NETHERLANDS - European pension funds should manage the core of their business internally, and outsource only the specialist areas of asset management to external managers.
This was the message from pension fund managers who took part in a debate on pensions fund management at the IPE 2003 Awards ceremony in Amsterdam yesterday.
Silvio Vecchi, administrator of the reserve funds for pensions and social security at the European Patent Office in Munich, said the fund had switched switch from external to internal management of its fund to give it better control.
“External managers have to cope with inflows and outflows of money which are independent of the inflows and outflows of your fund. This can force an external manager to take decisions which are not always in the same direction as the intent of the fund.”
“Internal management gives us more choice. It is also less expensive than external management.”

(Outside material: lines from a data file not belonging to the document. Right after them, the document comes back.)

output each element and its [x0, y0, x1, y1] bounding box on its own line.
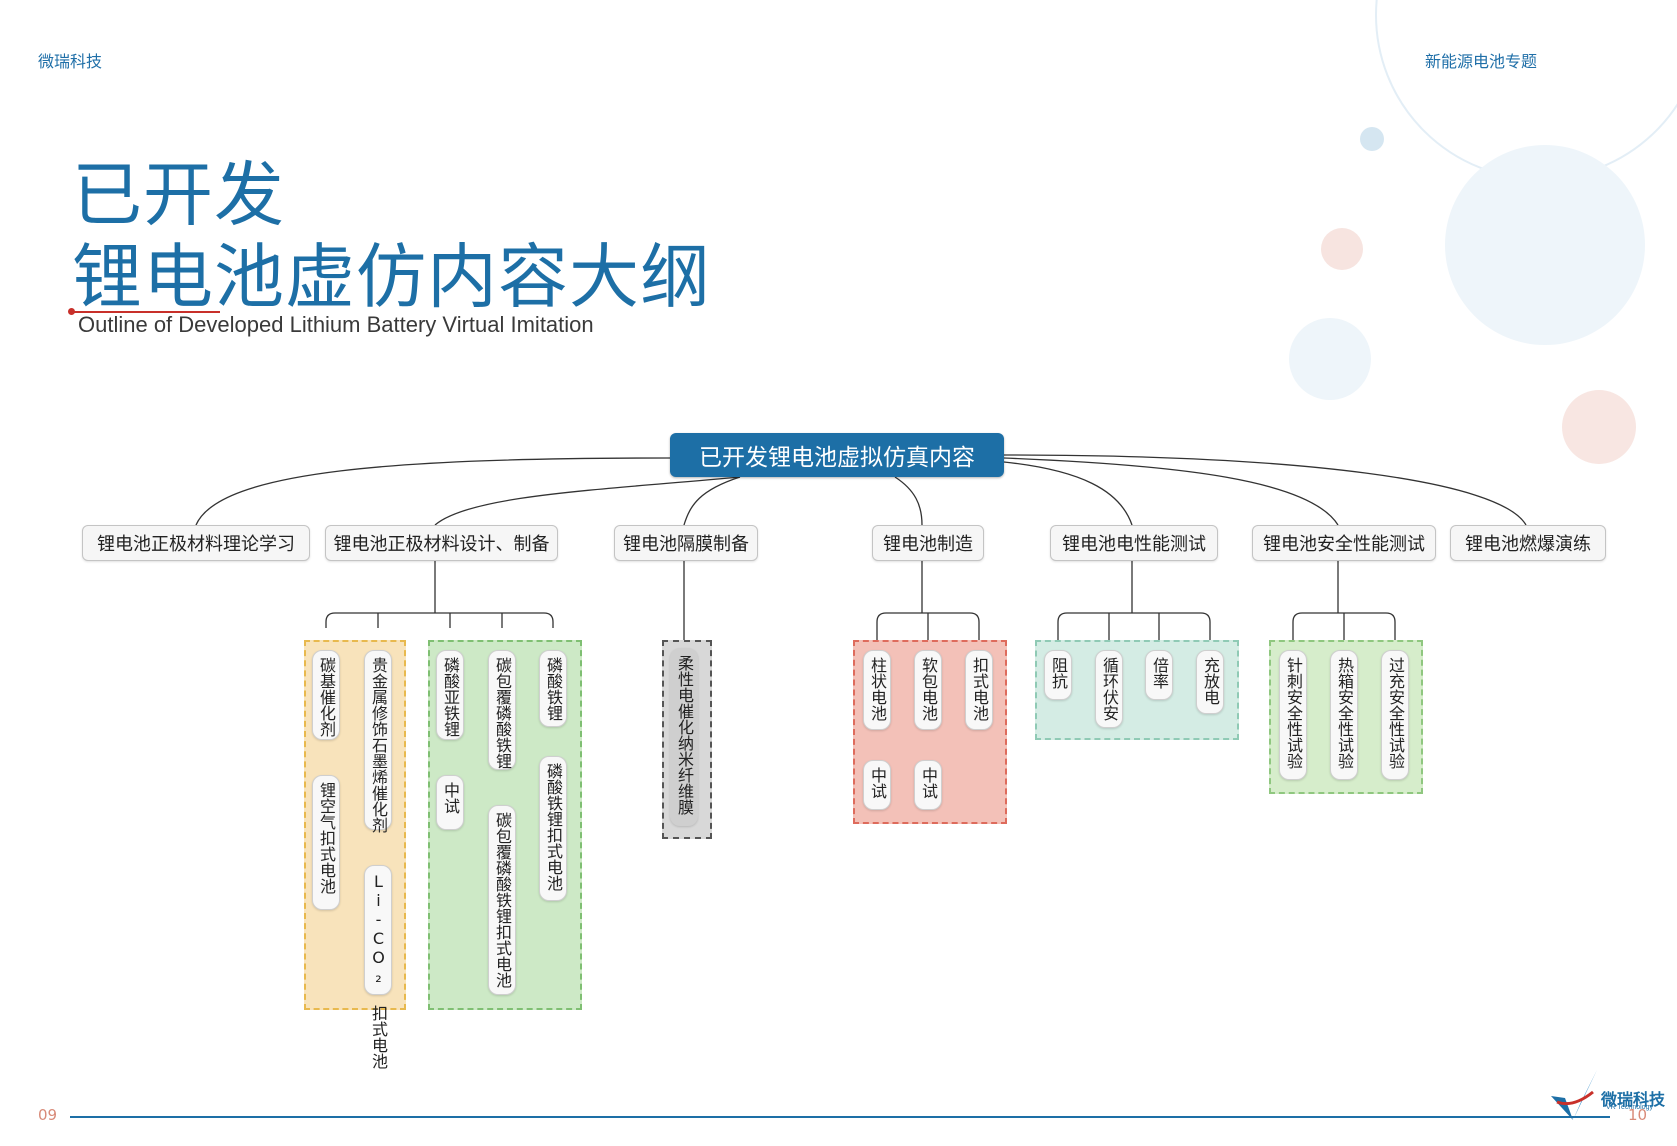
- leaf-pilot-2: 中试: [863, 760, 891, 810]
- leaf-lfp: 磷酸铁锂: [539, 650, 567, 727]
- leaf-pilot-3: 中试: [914, 760, 942, 810]
- leaf-cyclic-voltammetry: 循环伏安: [1095, 650, 1123, 728]
- leaf-impedance: 阻抗: [1044, 650, 1072, 700]
- category-cathode-theory: 锂电池正极材料理论学习: [82, 525, 310, 561]
- decor-circle-pink-small: [1321, 228, 1363, 270]
- decor-circle-blue: [1289, 318, 1371, 400]
- category-cathode-design: 锂电池正极材料设计、制备: [325, 525, 558, 561]
- footer-logo-name: 微瑞科技: [1601, 1090, 1666, 1109]
- footer-logo-subtitle: VR Technology: [1606, 1104, 1653, 1111]
- leaf-hot-box: 热箱安全性试验: [1330, 650, 1358, 780]
- page-title-line2: 锂电池虚仿内容大纲: [72, 236, 711, 318]
- footer-rule: [70, 1116, 1610, 1118]
- leaf-rate: 倍率: [1145, 650, 1173, 700]
- leaf-cylindrical-cell: 柱状电池: [863, 650, 891, 730]
- leaf-coin-cell: 扣式电池: [965, 650, 993, 730]
- leaf-li-air-coin-cell: 锂空气扣式电池: [312, 775, 340, 910]
- decor-dot: [1360, 127, 1384, 151]
- leaf-carbon-coated-lfp-coin: 碳包覆磷酸铁锂扣式电池: [488, 805, 516, 995]
- category-separator: 锂电池隔膜制备: [614, 525, 758, 561]
- leaf-nail-penetration: 针刺安全性试验: [1279, 650, 1307, 780]
- leaf-carbon-coated-lfp: 碳包覆磷酸铁锂: [488, 650, 516, 770]
- leaf-overcharge: 过充安全性试验: [1381, 650, 1409, 780]
- leaf-charge-discharge: 充放电: [1196, 650, 1224, 714]
- brand-label: 微瑞科技: [38, 52, 103, 71]
- logo-mark-icon: [1551, 1070, 1597, 1120]
- topic-label: 新能源电池专题: [1424, 52, 1537, 71]
- page-number-right: 10: [1628, 1106, 1648, 1124]
- leaf-pouch-cell: 软包电池: [914, 650, 942, 730]
- decor-circle-pink-large: [1562, 390, 1636, 464]
- leaf-pilot-1: 中试: [436, 775, 464, 830]
- diagram-root-node: 已开发锂电池虚拟仿真内容: [670, 433, 1004, 477]
- leaf-li-co2-coin-cell: Li-CO₂ 扣式电池: [364, 865, 392, 1069]
- leaf-flexible-nanofiber-membrane: 柔性电催化纳米纤维膜: [670, 648, 698, 826]
- category-manufacturing: 锂电池制造: [872, 525, 984, 561]
- leaf-lifepo4-ferrous: 磷酸亚铁锂: [436, 650, 464, 740]
- category-safety-test: 锂电池安全性能测试: [1252, 525, 1436, 561]
- category-electrical-test: 锂电池电性能测试: [1050, 525, 1218, 561]
- title-underline-dot: [68, 308, 75, 315]
- leaf-noble-metal-graphene: 贵金属修饰石墨烯催化剂: [364, 650, 392, 833]
- page-title-line1: 已开发: [72, 154, 285, 236]
- category-explosion-drill: 锂电池燃爆演练: [1450, 525, 1606, 561]
- decor-circle-large: [1445, 145, 1645, 345]
- page-number-left: 09: [38, 1106, 58, 1124]
- leaf-lfp-coin: 磷酸铁锂扣式电池: [539, 756, 567, 901]
- page-subtitle: Outline of Developed Lithium Battery Vir…: [78, 312, 594, 337]
- title-underline: [72, 311, 220, 313]
- leaf-carbon-catalyst: 碳基催化剂: [312, 650, 340, 740]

Inigo Colombo, manager at the Grupo Telefonica pension funds in Madrid, said internal management was preferable because pensions funds act on a long-term basis. He said that asset mangers tended to have a much higher turnover in their portfolios than the pension funds. This increased costs and “pension fund managers tend to be obsessed with costs”.
Christian Cuenod, fund administrator of the CERN pension fund in Geneva, said that 50% of the fund was managed internally. “It is a question of what you feel comfortable with. One important aspect is a close understanding of a trustee’s intentions.”
Paolo Tosi, manager of Inarcassa, the pension fund for Italy’s self-employed engineers and architects said that internal managers were best suited to manage the core investments such as European equities and bonds.
“The internal management of long term investments is around the strategic and tactical asset allocation. We are the only ones who personally know our liabilities. We are the only ones who know the needs of our associates, so we can balance and re-balance the asset allocation for the medium term.”
He said the business of external managers was to manage asset classes that were beyond the expertise of the internal managers. “We use external manager to manage some important classes of assets, like alternative investments, because we do strongly believe in the specialisation of certain sectors of the market,” he said.